O objectivo desta efeméride, instituída na 30ª Conferência Geral da UNESCO, a 20 de Outubro de 1999, é a promoção da leitura, da escrita, publicação e ensino da poesia, ressaltando o valor e a importância da linguagem humana, no registo das nossas vivências, sonhos e ansiedades. Evocamos a poesia como bilhete de passagem para outras vidas alternativas, pois como escreveu um poeta francês, ‘Une vie ne suffit pas’, ou ‘Uma vida apenas não chega’, conclusão a que também chegou Fernando Pessoa, que buscou alteridades diversas nos seus heterónimos, revelando a multiplicidade do eu poético.
Vidas possíveis, coartadas pelo mar e outros obstáculos do coração, também nos cantou Eugénio Tavares, procurando dar sentido a este mosaico de sentidos, que constituem os homens e mulheres das nossas ilhas.
Num mundo cada vez mais complexo, efémero e acelerado, onde a valoração material substitui a contemplação e a reflexão, a poesia surge cada vez mais como obra de druidas, magos, homens misteriosos de um tempo arcaico. Em certos momentos e lugares das nossas sociedades, a palavra poética tem a forma de uma folha ao vento, perdida no tráfego urbano e caótico. Esse é o momento em que a matéria e o sonho se encontram, o útil e o inútil se digladiam.

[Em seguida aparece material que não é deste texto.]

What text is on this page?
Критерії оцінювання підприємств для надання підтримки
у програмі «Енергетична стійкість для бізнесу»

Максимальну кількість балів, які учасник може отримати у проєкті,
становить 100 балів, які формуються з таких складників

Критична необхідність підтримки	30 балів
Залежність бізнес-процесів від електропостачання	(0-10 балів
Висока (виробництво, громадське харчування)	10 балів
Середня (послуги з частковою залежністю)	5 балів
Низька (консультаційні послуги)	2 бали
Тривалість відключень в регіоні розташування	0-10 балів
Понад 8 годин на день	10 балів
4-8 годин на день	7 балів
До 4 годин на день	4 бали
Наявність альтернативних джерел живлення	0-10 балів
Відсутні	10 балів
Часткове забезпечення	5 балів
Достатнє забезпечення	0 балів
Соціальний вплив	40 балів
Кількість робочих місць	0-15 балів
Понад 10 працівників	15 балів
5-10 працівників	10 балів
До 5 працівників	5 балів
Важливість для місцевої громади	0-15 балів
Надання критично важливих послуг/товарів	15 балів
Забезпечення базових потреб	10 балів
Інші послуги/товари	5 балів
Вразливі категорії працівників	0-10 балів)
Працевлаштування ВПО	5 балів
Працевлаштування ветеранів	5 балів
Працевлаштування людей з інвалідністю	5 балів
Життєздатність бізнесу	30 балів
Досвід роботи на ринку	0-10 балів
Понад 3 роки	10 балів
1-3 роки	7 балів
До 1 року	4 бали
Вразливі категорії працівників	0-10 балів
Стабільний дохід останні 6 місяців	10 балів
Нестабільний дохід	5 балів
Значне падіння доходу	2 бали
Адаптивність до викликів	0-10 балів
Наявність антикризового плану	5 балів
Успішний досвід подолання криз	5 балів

Então tocamos a ausência, a alegria, a tristeza e a rendição perante o sentido real da vida.
Sentido do inútil terá sido, por ventura, a questão colocada pelos poetas das nossas ilhas, que compuseram as suas sinfonias com os instrumentos que estavam na sua frente. A liberdade, esse benefício último, atrelada nas palavras, tornou possível a independência literária, décadas antes da independência política, como se da esfera da poesia resultassem todas as outras coisas. Ilhas que param para verem as pedras passar, navios de pedra, voos inescapáveis nas asas do evasionismo literário, versos contorcidos, ajudaram a compor o imaginário das ilhas e a história do homem crioulo.
O seu discurso e carácter indomável não só nos permite o belo, como é também um braço de resistência ao materialismo exacerbado, pois que a poesia e os poetas não se podem vender em prateleiras; não se pode guardar em bancos e caixas-fortes; a sua matéria não é manipulável nas redes sociais nem passível de liftings e transformações com botox ou Photoshop.
E é para todos esses mestres da palavra, da eloquência espontânea, construtores dessa semântica íntima e incandescente, que deixo uma palavra de apreço e de estímulo, neste Dia Mundial da Poesia. Assim como para todos os amantes e cultores da palavra poética, a quem peço que incluam no seu dia a dia a leitura de um poema, por mais curto que seja, esse vislumbre de um pedaço de vida, acto nobre de desconstrução e de sonho.